Introduction
For many of the slaves that were affectively rendered free after the declaration of emancipation by president Abraham Lincoln, land represented a key factor and symbol to the attainment of full freedom and rights. It will be noted that almost all of the slaves in the United States were working in plantations at the time of the declaration; and that despite the hardships they were enduring during this time, they had a profound connection with the aspects of farming and land. Indeed, the freedmen saw themselves as being more capable of carrying out successful commercial farming activities since for all practical purposes; they did all the work in the farms (Biondi, 2003 p.5-18).
Emancipation
The emancipation of black people from slavery was a progressive step in the history of the United States and of the world; however, these steps by itself were not sufficient to ensure that the black person in that period enjoyed social, economic, and political freedoms equal to that of the white man at the time. The invasion of the confederate lands by union forces ensured the freedom of hundreds of thousands of slaves; however, due to the policies put in place by the slave states to ensure illiteracy within the slave workforce, the newly freed group was illiterate, poor, and without any source of subsistence. The freedmen did not own any land, and thus could not participate in any economic activity since the mainstay of the southern economy was agriculture.

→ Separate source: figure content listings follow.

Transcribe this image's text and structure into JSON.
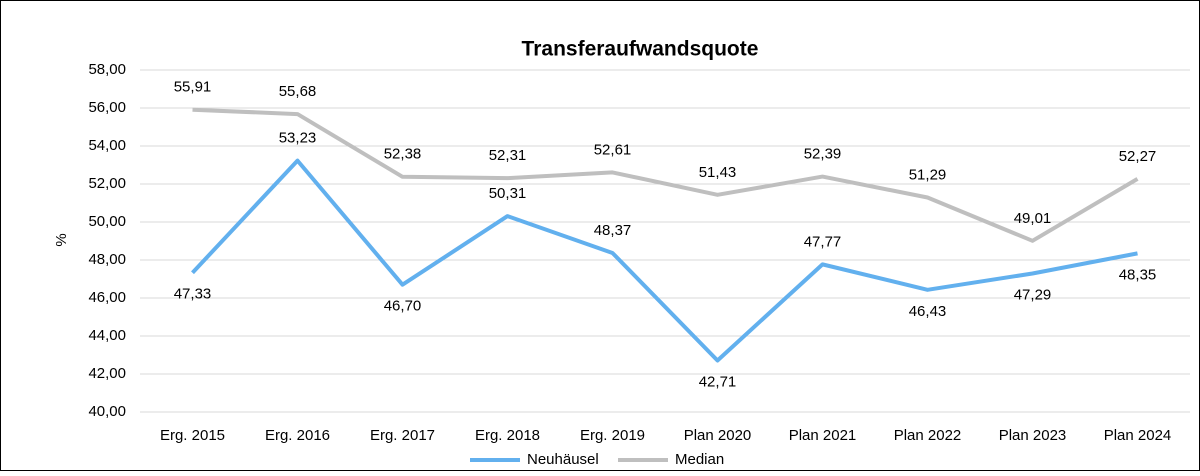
{
  "chart_data": {
    "type": "line",
    "title": "Transferaufwandsquote",
    "y_label": "%",
    "categories": [
      "Erg. 2015",
      "Erg. 2016",
      "Erg. 2017",
      "Erg. 2018",
      "Erg. 2019",
      "Plan 2020",
      "Plan 2021",
      "Plan 2022",
      "Plan 2023",
      "Plan 2024"
    ],
    "series": [
      {
        "name": "Neuhäusel",
        "color": "#62b0ee",
        "values": [
          47.33,
          53.23,
          46.7,
          50.31,
          48.37,
          42.71,
          47.77,
          46.43,
          47.29,
          48.35
        ],
        "value_labels": [
          "47,33",
          "53,23",
          "46,70",
          "50,31",
          "48,37",
          "42,71",
          "47,77",
          "46,43",
          "47,29",
          "48,35"
        ]
      },
      {
        "name": "Median",
        "color": "#bfbfbf",
        "values": [
          55.91,
          55.68,
          52.38,
          52.31,
          52.61,
          51.43,
          52.39,
          51.29,
          49.01,
          52.27
        ],
        "value_labels": [
          "55,91",
          "55,68",
          "52,38",
          "52,31",
          "52,61",
          "51,43",
          "52,39",
          "51,29",
          "49,01",
          "52,27"
        ]
      }
    ],
    "ylim": [
      40,
      58
    ],
    "yticks": [
      {
        "value": 40,
        "label": "40,00"
      },
      {
        "value": 42,
        "label": "42,00"
      },
      {
        "value": 44,
        "label": "44,00"
      },
      {
        "value": 46,
        "label": "46,00"
      },
      {
        "value": 48,
        "label": "48,00"
      },
      {
        "value": 50,
        "label": "50,00"
      },
      {
        "value": 52,
        "label": "52,00"
      },
      {
        "value": 54,
        "label": "54,00"
      },
      {
        "value": 56,
        "label": "56,00"
      },
      {
        "value": 58,
        "label": "58,00"
      }
    ],
    "grid": true,
    "legend": "bottom"
  }
}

In addition to this, southern agriculture was facing an imminent collapse due to the sudden loss of the cheap (practically free) labor which had powered the agricultural activities. Indeed, while the union military leaders in the south sought to free the black person from slavery, they did not wish to change the social hierarchy which saw the black occupy the lowest rung of the society and compelled to produce cheap labor for the economy. As such, the labor codes introduced by the federal military, now known as “compulsory free labor” did not serve to satisfy the yearning for social, political, and economic freedom for the African-Americans.
On the other hand, the white planters were still trying to grapple with the social and economic effects of the newly established order; these farmers were now expected to pay for wages for labor which they previously got free, and to pay for the social amenities of their workforce including health and housing costs. Apart from this, there was the racial belief that the black people were inherently lazy and savaged; and could not be put to productive work but under the threat of pain (whipping) and death (Wesley, 1957 p.113—127).
With the labor market in shambles and the freedmen seeking to engage in some form of economic activity, the issue of land allocation became very important. The freedmen were not only not willing to work under difficult and abusive conditions reminiscent of slavery in the white plantations, but they were also looking to attain some form of economic freedom that would allow them to push for other agendas and believed that allocation of land would ensure that.
Land
The beginning of 1985 saw the achievement of these goals; when General William Sherman, with the approval of the War Department allocated part of the land confiscated from rebel confederate landowners for the settlement of freed slaves and their families through a Special Field Order No. 15 on January 16 which started in part that,
“the islands of Charleston south, the abandoned rice fields along the rivers for thirty miles back from the sea, and the country bordering St. Johns River, Florida are reserved and set apart for the settlement of Negroes now made free by the acts of war and the proclamation of the President of the United States.” (Ermet, 2002)
In March of 1865, congress sought to formalize this arrangement by creating the Bureau of Refugees, Freedmen and Abandoned lands which went ahead to settle some 40,000 people on 400,000 acres of “Sherman land” and an addition 10,000 on 500,000 of other land left behind by fleeing confederates; and authorized the agency to divide the plantations into 40 acres which would be rented to freedmen who would eventually own them.
President Abraham Lincoln died on April 15, 1865; and the vice president Andrew Jackson immediately ascended to power. This marked the end of the hope by freed African slaves to be legitimate landowners in the United States. A strong supporter of the southern states and white supremacists, he was open to pressure by pardoned former southern landowners who wanted their land back. Additionally, the confederates and the president feared that the black farmers would accumulate enough wealth and power to make them a formidable political and social force to imbalance the status quo in the south.
This eventually saw the defeat in congress on the 5th of February, 1866 of the portion in legislation that gave the Freedmen’s Bureau the power to assign land to the ex-slaves; and the return of all confiscated land to its previous owners at the expense of the freedmen who had already been settled there.
Conclusion
Redistribution thus failed due to three reasons; first and foremost, the death of Lincoln dealt a devastating blow to the course; secondly, the need to salvage the southern economy through the availability of cheap labor in the farms did not favor the acquisition of land by the freedmen who would have attained their economic freedom and denied the system of this resource. Finally, the fear by sections of congress of a new social order in the south in form of wealthy and educated black may have very well tipped the balance against redistribution and reallocation of land.
Work Cited
Biondi, Martha. “The Rise of the Reparations Movement”. Radical History Review. 87. (2003). 5-18.
Emert, Phyllis Raybin. “No Easy Answers in Reparations Controversy. Respect: A Newsletter; About Law and Diversity. New Jersey State Bar Foundation (Fall.Vol.2, No. 1: 2002). Web.
Wesley, B. Edgar “Forty Acres and a Mule and a Speller”. History of Education Journal. 8. 4 (Summer, 1957). 113—127.